Branched fibres in old dystrophic mdx muscle are associated with mechanical weakening of the sarcolemma, abnormal Ca2+ transients and a breakdown of Ca2+ homeostasis during fatigue.

In the dystrophinopathies, skeletal muscle fibres undergo cycles of degeneration and regeneration, with regenerated fibres displaying a branched morphology. This study tests the hypothesis that regenerated branched fibres are mechanically weakened by the presence of branches and are damaged by contractions which do not affect unbranched dystrophin-negative fibres. Experiments were carried out on single fast-twitch fibres and whole muscle from the dystrophin-negative mdx mouse. Fura-2 was ionophoresed into fibres to measure intracellular Ca(2+) concentration ([Ca(2+)](i)). Single branched mdx fibres have abnormal Ca(2+) kinetics, with the [Ca(2+)](i) transient at the peak of the twitch depressed, are damaged by fatiguing activation, resulting in a breakdown of Ca(2+) homeostasis, and break at branch points when submaximally activated in skinned fibre experiments. When old intact isolated mdx muscles, with >90% branched fibres, are eccentrically activated with a moderate eccentric protocol there is a 40 +/- 8% reduction in maximal force. Isolated single fibres from these muscles show areas of damage at fibre branch points. This same eccentric protocol causes no force loss in either littermate control muscles or mdx muscles with <10% branched fibres.
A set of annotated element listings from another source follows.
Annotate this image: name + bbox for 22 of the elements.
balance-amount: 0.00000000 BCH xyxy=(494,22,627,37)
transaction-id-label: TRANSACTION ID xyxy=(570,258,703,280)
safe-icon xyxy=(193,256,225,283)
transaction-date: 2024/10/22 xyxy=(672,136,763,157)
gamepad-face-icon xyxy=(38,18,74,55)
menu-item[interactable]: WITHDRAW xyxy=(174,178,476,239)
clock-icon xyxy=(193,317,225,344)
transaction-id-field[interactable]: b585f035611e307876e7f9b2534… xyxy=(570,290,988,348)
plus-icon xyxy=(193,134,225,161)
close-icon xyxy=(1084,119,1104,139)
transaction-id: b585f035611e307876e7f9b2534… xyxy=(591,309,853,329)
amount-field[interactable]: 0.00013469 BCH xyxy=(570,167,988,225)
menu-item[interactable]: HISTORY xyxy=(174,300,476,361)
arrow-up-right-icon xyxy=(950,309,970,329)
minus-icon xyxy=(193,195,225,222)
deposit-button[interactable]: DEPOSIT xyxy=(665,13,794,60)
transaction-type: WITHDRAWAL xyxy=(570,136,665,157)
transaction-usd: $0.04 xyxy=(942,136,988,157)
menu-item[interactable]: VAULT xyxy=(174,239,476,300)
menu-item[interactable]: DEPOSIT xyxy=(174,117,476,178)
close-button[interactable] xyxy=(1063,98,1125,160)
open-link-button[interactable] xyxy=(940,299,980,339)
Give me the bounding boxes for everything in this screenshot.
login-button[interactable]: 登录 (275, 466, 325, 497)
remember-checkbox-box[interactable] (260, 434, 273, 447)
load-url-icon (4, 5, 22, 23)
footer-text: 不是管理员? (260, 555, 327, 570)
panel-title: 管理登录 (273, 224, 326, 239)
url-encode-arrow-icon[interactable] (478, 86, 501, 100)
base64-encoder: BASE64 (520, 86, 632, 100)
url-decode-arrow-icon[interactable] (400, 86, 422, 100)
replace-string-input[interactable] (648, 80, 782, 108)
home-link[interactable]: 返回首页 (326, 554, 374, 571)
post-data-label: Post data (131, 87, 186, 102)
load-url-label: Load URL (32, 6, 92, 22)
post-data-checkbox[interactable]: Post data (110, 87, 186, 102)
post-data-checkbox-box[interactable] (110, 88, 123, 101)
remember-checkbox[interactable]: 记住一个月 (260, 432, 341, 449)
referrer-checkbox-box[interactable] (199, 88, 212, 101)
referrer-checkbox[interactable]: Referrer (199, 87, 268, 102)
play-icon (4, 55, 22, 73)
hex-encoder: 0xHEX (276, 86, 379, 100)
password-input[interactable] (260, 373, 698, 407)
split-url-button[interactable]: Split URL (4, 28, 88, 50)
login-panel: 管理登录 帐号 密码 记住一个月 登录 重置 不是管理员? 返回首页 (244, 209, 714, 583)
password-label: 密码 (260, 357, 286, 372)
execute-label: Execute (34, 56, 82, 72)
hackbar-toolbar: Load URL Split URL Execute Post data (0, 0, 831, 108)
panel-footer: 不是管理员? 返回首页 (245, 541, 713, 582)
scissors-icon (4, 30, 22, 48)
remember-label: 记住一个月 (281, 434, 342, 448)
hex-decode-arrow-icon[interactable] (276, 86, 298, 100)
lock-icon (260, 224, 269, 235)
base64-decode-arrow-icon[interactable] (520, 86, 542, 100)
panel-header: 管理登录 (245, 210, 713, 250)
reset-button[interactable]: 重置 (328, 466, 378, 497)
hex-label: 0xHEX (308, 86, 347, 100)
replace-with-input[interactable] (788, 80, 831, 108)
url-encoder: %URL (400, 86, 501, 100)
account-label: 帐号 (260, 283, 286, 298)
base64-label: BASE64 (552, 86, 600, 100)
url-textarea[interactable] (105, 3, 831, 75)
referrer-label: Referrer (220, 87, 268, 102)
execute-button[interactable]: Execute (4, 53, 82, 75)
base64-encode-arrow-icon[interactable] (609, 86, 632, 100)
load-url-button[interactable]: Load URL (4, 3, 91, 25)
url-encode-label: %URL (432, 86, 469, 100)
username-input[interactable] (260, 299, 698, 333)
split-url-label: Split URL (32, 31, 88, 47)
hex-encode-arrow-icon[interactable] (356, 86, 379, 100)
I present a two-stage hypothesis for muscle damage in the dystrophinopathies, as follows: stage 1, the absence of dystrophin disrupts ion channel function, causing an activation of necrotizing Ca(2+)-activated proteases, which results in regenerated branched fibres; and stage 2, branched fibres are mechanically damaged during contraction. These results may have implications when considering therapies for boys with Duchenne muscular dystrophy. In particular, any therapy aimed at rescuing the defective gene will presumably have to do so before the number of branched fibres has increased to a level where the muscle is mechanically compromised.